85- beni de bilinçlendiğim yıllardan beri izleyen karamsarlık. mutlulukların tümü, geliştirdiğim karamsarlık. yürüyebilmek için, ileri gidebilmek  için, nefret  edebilmek, öfke duyabilmek, ağaçlara bakabilmek, gökyüzünü sevebilmek için. 

85- tüm canlılık ve yaşamı kendi kendime vermek zorunda kalmıştım. diğer insanların yaşamı, canlılığı çok az bulur iç dünyamı. 

93- ne vatandaş, ne halk, ne de küçük burjuva olmadığımı biliyorum. b ufacık tanımlama bile bana direnç veriyor. 

94- insan çoğu zaman her şeyin son bulduğu duygusuna kapılıyor, oysa yaşamın sonsuzluğunu algılayabilmek için bile yeterli değil bir insan ömrü.

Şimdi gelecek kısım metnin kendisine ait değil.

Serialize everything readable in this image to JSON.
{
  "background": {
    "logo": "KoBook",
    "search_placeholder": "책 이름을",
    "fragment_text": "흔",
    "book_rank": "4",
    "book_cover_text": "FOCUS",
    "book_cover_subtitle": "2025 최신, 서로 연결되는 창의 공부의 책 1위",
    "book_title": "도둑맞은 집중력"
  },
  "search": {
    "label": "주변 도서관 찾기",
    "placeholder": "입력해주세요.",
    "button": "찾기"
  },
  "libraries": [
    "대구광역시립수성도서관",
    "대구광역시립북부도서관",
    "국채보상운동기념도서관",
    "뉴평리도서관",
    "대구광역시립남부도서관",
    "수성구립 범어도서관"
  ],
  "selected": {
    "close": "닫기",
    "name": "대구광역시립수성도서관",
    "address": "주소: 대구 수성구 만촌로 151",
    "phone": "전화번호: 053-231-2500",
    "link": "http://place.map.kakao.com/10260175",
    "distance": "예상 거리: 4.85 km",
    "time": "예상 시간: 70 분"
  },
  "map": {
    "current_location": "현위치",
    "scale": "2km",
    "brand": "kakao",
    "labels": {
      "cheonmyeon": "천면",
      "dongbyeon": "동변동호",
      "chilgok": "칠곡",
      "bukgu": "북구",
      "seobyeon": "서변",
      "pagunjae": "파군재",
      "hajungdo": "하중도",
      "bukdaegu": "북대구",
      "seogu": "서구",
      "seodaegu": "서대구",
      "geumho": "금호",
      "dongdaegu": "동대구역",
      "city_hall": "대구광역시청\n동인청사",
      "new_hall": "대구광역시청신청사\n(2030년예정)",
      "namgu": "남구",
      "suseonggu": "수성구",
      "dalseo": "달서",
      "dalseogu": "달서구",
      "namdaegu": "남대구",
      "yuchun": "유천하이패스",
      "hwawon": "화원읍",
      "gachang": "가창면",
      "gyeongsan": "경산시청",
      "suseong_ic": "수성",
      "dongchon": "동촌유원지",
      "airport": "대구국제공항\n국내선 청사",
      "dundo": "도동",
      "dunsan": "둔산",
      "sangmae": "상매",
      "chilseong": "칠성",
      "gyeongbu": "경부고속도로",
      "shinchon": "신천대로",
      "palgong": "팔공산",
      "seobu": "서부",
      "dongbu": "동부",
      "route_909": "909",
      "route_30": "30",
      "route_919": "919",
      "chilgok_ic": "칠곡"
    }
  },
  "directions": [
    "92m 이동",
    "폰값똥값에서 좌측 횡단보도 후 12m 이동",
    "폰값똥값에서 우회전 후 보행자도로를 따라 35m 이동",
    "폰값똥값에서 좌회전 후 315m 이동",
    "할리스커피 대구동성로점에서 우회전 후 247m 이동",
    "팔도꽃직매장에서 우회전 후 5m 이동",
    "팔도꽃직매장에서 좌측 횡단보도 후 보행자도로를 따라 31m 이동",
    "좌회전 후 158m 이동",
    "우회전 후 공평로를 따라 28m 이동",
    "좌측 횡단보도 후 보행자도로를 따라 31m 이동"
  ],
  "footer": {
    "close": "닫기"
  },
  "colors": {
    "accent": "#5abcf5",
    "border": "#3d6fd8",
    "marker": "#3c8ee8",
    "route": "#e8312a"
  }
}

95- her zaman yabancı insanlar bize dostlarımızdan daha çok sunan, veren kişiler. öyleyse yaşamımızı neden yalnız yabancılar arasında geçirmiyoruz. hiçbir beklenti olmadan, hiçbir yük olmadan ya da insanın kendi kendine mutluluk dediği kısa anlardan yoksun. tüm duyguların en güzeli duygusuzluk, öyle bir duygusuzluk ki, insanın tüm dünyayı  ve tüm insanları kucaklayabileceği duygusuzluğun duygusu.

101- insanın kendi kendinin yükünü taşıması, diğerlerinin yükünü taşımasından daha rhatlatıcı. 

102- yeryüzünde makarnanın nasıl yaygınlaştığını kavradığı gibi insanın kendi yalnızlığının sorumluluğunu da, gene kendisinin taşıması gerektiğini kavramalı. 

106- "bir insan olabilmek, bu apayrı bir olgu. şans, cesaret, istek gerektiren bir olgu. özellikle dünyada  başka hiç kimse yokmuş gibi yalnız kalabilme cesaretini gerektiren. ve yapmak istediğini düşünmek yalnızca. insanlar umursamazsa korkmamak. yılla ryılı beklemek, ölmek gerek. ve sen öldükten sonra, şansın varsa, o zaman bir şey olabiliyorsun."(P)

107- gençlik ve canlılığını duyuyorum. ölmüşlüğümde. 

112- ona sarılıp güneş altında kendi kendimi tatmin ediyorum. 

116- "ölüm bir şey değil. ölüm hiçbir şey değil."(P)

119- ...bu kent de onun intiharından sorumlu. 

122- insan neden bu yaşama daha çok katlansın. neden bu dayanılmaz yalnızlığa daha çok katlansın. neden bu parlak ve zamansız ışığa daha çok katlansın. neden kendisiyle birlikte doğmuş olan intihar özlemini daha çok taşısın. 

125- gitmeliyim. ben giderken, ben ya da tren görünümlerin içinden, kentlerden, köylerden, mısır tarlalarından, dağ sıraları önünden, ardından, bir göl kıyısından, bir nehir yatağı boyunca ya da gri bir deniz yüzeyi boyunca ilerlerken, yol alırken, tanımadığım insanlar hızla gidiş yolunun aksi yönde yitip giderken, her görüntüyle birlikte benden uzaklaşırken, yitip giderken, işte ancak o zaman uzaklaşıyorum yaşamın sonundan.